Privacy, Reding: "Consenso preventivo sui cookie"

DIRETTIVE UE

Braccio di ferro a distanza fra la Commissione europea e le autorità britanniche che ammettono l'opt out. Il vicepresidente Ue: "Policy inadeguate agli standard indicati dall'Unione"

di Patrizia Licata
Le aziende di Internet devono ottenere il consenso degli utenti "prima" di iniziare a conservare le informazioni sulla loro attività online tramite i cookies. A ribadire la posizione della Commissione europea è il vice presidente Viviane Reding che ha puntato il dito contro il comportamento “non adeguato agli standard imposti dalle leggi Ue” di alcuni operatori. Come noto, i cookies sono i "pezzetti" di files che i siti Internet installano sui computer degli utenti e contengono i dati sulla loro attività di web-surfing.

"Le aziende di solito hanno delle policy sulla privacy riguardo ai cookies di terze parti usati per il behavioural advertising," ha dichiarato la Reding al sito Out-Law.com. "Sono informazioni che includono per esempio come funzionano i cookies e come possono essere evitati cambiando le impostazioni del browser Internet. Tuttavia, anche così non vengono raggiunti i requisiti richiesti dalla Direttiva sulla e-Privacy, perché le aziende devono ottenere il consenso preventivo degli utenti, cioè prima di usare i loro dati”, ha sottolineato la Reding.

I commenti della Reding contraddicono la posizione del governo britannico in merito al consenso sui cookies. A maggio il ministro della Cultura Ed Vaizey ha detto che “è possibile che il consenso venga dato dopo o durante l’elaborazione dei dati” perché la Direttiva Ue non aveva dichiarato esplicitamente, secondo Vaizey, che il consenso doveva essere ottenuto “prima”.

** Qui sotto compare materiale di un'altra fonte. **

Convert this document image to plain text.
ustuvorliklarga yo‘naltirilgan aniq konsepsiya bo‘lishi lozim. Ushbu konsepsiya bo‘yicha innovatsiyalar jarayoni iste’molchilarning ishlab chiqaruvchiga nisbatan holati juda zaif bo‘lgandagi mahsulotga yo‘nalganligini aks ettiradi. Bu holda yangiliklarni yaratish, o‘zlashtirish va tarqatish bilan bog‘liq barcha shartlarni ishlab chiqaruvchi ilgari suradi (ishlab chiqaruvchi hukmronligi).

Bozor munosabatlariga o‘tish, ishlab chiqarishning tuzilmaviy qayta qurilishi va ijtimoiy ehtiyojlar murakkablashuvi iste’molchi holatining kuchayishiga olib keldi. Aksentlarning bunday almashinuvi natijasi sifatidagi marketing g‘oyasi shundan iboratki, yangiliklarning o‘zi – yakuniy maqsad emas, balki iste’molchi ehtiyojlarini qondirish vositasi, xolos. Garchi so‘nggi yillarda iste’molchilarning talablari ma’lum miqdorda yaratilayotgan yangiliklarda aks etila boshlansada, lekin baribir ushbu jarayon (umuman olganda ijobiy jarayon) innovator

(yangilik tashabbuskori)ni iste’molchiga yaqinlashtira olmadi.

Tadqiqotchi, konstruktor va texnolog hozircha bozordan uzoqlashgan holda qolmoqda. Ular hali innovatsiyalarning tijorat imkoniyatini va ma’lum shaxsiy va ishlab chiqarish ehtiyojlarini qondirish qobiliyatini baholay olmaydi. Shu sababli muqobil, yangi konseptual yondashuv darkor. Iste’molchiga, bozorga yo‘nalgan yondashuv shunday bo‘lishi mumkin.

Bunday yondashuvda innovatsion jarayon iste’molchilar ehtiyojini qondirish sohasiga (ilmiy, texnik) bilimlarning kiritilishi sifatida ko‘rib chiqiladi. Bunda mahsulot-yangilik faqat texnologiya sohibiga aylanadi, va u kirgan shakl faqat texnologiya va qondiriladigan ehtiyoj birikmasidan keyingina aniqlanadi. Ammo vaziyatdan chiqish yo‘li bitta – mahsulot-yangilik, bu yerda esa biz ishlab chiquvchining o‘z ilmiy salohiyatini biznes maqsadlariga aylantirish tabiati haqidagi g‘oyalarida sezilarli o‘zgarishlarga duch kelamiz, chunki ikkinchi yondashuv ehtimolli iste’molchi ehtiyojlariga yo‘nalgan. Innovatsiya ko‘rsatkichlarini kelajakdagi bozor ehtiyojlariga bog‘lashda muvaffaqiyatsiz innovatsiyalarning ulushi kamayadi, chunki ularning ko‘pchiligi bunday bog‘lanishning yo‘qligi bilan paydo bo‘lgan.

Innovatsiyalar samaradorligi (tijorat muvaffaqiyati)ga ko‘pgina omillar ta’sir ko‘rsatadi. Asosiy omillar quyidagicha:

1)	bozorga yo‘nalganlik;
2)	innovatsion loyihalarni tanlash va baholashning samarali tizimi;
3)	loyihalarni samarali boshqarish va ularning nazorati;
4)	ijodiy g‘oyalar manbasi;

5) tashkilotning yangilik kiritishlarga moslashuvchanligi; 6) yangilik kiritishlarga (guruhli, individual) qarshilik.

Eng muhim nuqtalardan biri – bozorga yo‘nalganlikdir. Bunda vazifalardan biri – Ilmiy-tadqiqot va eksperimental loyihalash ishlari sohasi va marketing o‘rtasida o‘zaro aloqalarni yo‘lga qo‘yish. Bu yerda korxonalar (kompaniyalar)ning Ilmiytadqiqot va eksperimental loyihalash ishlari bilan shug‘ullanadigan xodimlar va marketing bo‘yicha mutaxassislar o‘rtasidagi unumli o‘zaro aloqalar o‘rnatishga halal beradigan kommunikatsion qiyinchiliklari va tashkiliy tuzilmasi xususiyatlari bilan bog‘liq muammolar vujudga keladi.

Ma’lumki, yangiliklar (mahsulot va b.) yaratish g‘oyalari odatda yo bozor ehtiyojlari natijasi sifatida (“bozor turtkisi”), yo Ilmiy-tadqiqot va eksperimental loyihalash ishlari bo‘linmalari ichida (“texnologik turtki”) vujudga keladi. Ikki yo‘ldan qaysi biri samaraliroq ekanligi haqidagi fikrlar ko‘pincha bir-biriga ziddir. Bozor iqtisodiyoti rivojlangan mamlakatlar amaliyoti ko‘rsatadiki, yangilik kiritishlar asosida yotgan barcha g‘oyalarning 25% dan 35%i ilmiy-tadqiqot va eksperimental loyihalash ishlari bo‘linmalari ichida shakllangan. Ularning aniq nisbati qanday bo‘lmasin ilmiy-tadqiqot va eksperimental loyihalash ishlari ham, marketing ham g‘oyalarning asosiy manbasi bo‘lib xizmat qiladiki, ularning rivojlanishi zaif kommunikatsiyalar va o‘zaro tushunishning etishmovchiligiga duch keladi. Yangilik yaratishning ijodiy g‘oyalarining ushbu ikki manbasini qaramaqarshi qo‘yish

Editori e reti di advertising online usano i cookies per seguire il comportamento degli utenti su Internet e creare pubblicità personalizzate in base a quel comportamento. In base alla Privacy and Electronic Communications Directive europea (la Direttiva sulla e-Privacy) conservare e accedere alle informazioni sui computer degli utenti è consentito “a condizione che l’utente in questione abbia dato il suo consenso, dopo essere stato adeguatamente informato". Esiste un’eccezione quando il cookie è "strettamente necessario” per fornire un servizio “espressamente richiesto” dall’utente.

In Gran Bretagna le regole che implementano la direttiva Ue sulla e-Privacy sono state introdotte a maggio e richiedono ai siti Internet di ottenere il “consenso informato” degli utenti al tracking. L’Information commissioner's office (Ico) ha detto che i commenti della Reding non alterano le sue linee guida su come adeguare le regole britanniche alla direttiva Ue. Secondo l’Ico dipende dalle singole aziende online trovare un modo appropriato per ottenere il consenso degli utenti.

Le dichiarazioni della Reding supportano invece l’opinione adottata dall’autorità europea sulla protezione dei dati a luglio: l’Article 29 Working Party, che consiglia l’Ue sui temi della privacy, ha affermato che la Direttiva sulla e-Privacy va interpretata nel senso che le aziende di Internet devono ottenere il consenso preventivo degli utenti in merito ai cookies. "Anche se la direttiva non usa la parola preventivo, è chiaro e ovvio che intende che sia così”, ha stabilito il comitato europeo. Viviane Reding ha comunque assicurato che nuove leggi Ue sulla protezione dei dati “chiariranno ulteriormente” la normativa in merito al consenso.